Caligula décide alors d'exercer sa totale liberté: il change les règles au gré de ses humeurs, manipule, rêve de décrocher la lune, gracie d'une main et condamne de l'autre. Il joue à Dieu, se joue du destin, n'hésitant pas à blesser ceux qui l'entourent, et parfois qui l'aiment, pour demeurer fidèle à sa vérité.

«J'ai trouvé très noble la révolte de cet homme qui, en découvrant que la vie n'a pas de sens, s'élève contre son empire, contre toutes les structures», expose le metteur en scène, qui a lu ce texte pour la première fois à l'adolescence. Marc Beaupré se dit par ailleurs très touché par la façon dont la pièce montre que le désir d'être authentique et intègre peut amener quelqu'un à faire du mal. «C'est une belle représentation de la vie, telle que je la perçois», dit-il encore.

Emmanuel Schwartz, qu'il a choisi pour camper Caligula, s'avoue moins camusien que son metteur en scène, mais il a fini par apprivoiser ce théâtre de la pensée. «Ce n'est pas un théâtre d'action, fait-il remarquer. Tout est déjà arrivé ou se produira après. Ce qui est donné à voir, c'est le territoire mystérieux et nuancé de la pensée. Le parti pris de Marc est juste, parce qu'il a choisi d'appuyer ça.»

Diriger les voix

Peu intéressé par l'idée de diriger des comédiens en costumes et d'essayer de suggérer avec ses petits moyens une grandeur qui nécessiterait un budget hollywoodien, Marc Beaupré a effectivement choisi de ne pas s'attarder à reproduire la Rome antique. Puisqu'il s'avérait nécessaire de conserver la dimension impériale («Caligula est à la tête d'un empire, ce n'est pas un ado de 15 ans qui confronte son père», dit-il), il a imaginé une dynamique qui ressemble à celle d'un orchestre symphonique.

Emmanuel Schwartz ne sera pas simplement Caligula, mais un coryphée, voire un chef d'orchestre, qui dirigera un choeur d'acteurs qui interpréteront les personnages clés de la pièce de Camus: Caesonia, Cherea, Scipion et Hélicon. Détail capital, tous les comédiens parleront dans des micros et leurs voix seront manipulées en direct par Caligula lui-même.

«Le conflit finit par se transporter dans le dispositif scénique qu'on a développé», raconte le metteur en scène.
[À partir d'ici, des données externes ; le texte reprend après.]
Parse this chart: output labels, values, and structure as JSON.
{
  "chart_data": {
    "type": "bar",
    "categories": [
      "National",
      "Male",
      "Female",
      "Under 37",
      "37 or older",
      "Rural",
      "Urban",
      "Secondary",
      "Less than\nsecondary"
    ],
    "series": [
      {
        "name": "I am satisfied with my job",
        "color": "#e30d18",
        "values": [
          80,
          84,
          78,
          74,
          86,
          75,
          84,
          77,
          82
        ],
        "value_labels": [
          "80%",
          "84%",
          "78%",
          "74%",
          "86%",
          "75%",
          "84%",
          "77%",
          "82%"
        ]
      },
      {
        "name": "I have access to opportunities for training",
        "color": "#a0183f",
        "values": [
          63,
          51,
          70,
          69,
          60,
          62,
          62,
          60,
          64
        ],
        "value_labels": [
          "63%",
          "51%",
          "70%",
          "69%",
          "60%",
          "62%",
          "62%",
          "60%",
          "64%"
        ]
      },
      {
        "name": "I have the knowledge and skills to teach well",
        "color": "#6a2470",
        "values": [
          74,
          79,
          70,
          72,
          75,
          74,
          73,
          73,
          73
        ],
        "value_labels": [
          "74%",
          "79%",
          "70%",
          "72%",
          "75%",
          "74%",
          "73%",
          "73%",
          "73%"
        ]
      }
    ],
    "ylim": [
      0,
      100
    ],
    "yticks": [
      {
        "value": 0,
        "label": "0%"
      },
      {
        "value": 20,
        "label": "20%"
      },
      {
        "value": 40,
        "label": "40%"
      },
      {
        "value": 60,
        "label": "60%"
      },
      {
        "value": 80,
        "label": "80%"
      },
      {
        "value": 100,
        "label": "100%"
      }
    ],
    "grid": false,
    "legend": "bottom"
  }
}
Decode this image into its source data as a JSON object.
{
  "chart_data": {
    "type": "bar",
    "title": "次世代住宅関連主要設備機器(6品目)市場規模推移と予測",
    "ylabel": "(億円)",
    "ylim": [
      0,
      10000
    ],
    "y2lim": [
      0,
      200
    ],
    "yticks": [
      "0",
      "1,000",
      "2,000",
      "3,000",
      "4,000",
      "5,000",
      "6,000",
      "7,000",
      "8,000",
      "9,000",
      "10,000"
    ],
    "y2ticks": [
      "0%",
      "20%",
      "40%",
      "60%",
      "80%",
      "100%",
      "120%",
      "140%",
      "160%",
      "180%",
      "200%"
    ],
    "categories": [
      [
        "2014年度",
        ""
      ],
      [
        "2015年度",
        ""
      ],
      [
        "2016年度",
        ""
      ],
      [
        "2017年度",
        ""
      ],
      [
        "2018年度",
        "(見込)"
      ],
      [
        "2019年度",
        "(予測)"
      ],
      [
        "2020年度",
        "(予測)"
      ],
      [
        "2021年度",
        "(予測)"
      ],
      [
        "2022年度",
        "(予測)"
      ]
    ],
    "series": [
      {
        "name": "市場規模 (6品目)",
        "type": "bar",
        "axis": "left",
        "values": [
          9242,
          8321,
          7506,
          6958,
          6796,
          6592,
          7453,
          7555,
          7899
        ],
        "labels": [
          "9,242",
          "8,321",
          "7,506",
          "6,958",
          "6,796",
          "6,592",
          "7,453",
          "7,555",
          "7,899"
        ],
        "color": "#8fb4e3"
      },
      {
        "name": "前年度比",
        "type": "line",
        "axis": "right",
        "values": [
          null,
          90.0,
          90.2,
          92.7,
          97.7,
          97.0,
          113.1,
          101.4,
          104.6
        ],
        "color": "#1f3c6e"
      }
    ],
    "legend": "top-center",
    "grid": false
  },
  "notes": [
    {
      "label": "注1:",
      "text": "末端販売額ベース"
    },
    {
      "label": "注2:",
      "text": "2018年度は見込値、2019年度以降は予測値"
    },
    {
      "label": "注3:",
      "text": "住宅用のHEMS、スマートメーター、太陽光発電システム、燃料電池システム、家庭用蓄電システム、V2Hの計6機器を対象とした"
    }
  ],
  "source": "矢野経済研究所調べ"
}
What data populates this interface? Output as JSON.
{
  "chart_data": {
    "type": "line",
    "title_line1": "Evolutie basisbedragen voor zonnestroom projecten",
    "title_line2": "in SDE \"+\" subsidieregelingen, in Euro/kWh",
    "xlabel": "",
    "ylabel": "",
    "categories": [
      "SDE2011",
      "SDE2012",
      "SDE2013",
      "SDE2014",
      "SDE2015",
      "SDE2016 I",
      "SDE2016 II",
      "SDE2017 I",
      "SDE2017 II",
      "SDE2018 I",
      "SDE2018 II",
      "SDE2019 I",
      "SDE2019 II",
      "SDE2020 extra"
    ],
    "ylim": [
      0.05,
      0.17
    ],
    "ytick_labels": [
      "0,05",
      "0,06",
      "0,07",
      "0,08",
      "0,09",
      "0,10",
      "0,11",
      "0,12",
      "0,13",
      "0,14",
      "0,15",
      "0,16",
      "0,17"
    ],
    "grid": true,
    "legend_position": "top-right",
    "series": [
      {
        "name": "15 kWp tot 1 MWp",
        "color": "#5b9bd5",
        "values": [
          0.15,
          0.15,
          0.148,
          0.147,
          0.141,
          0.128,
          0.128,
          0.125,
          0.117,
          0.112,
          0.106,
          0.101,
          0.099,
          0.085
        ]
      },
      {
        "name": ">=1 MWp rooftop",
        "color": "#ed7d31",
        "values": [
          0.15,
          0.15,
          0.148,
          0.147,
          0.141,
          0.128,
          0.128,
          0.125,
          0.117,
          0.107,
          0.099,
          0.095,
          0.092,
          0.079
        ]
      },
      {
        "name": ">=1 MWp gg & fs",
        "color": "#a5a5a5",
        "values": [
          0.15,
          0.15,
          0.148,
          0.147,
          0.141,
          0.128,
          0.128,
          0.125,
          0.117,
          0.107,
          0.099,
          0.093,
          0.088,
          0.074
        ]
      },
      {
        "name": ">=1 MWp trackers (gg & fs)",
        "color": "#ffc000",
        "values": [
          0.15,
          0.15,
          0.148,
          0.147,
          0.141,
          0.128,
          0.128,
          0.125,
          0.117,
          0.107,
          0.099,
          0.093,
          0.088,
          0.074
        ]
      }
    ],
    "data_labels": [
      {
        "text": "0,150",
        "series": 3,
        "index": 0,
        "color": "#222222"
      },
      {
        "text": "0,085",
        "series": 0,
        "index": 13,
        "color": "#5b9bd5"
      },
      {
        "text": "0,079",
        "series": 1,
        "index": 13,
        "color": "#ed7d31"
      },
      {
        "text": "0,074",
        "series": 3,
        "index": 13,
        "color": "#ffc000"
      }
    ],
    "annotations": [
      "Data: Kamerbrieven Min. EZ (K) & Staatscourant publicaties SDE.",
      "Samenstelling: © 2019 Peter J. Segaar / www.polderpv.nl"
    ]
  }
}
L'accumulation des voix trafiquées selon des techniques empruntées à la musique électroacoustique doit évoquer la foule. Caligula devient une espèce de chef d'orchestre, une position qui, pour Marc Beaupré, constitue une métaphore du pouvoir autoritaire que l'empereur exerce sur ses sujets.

Emmanuel Schwartz, qui est pourtant musicien, avoue que de pianoter sur une console de son et un échantillonneur tout en portant son propre rôle et son propre texte n'est pas une mince affaire. «Faire l'un ou faire l'autre, ça va, mais les deux en même temps, c'est un peu paniquant, dit-il. Conserver un tempo en livrant un texte qui a son rythme propre, c'est un casse-tête assez vertigineux. Il m'est arrivé à quelques reprises de demander qu'on arrête, durant les répétitions, parce que j'étais soit perdu dans les séquences, soit dans mon texte.»

Marc Beaupré sourit en écoutant son acteur évoquer ce défi qu'il lui impose. Tout doit se faire en direct, insiste-t-il toutefois, pour être «transparent» vis-à-vis des spectateurs, c'est-à-dire pour que ceux-ci aient sous les yeux les instruments avec lesquels il tente de créer la magie du théâtre. C'est sa manière à lui d'afficher son désir d'absolu.

Caligula, du 29 avril au 15 mai à La Chapelle.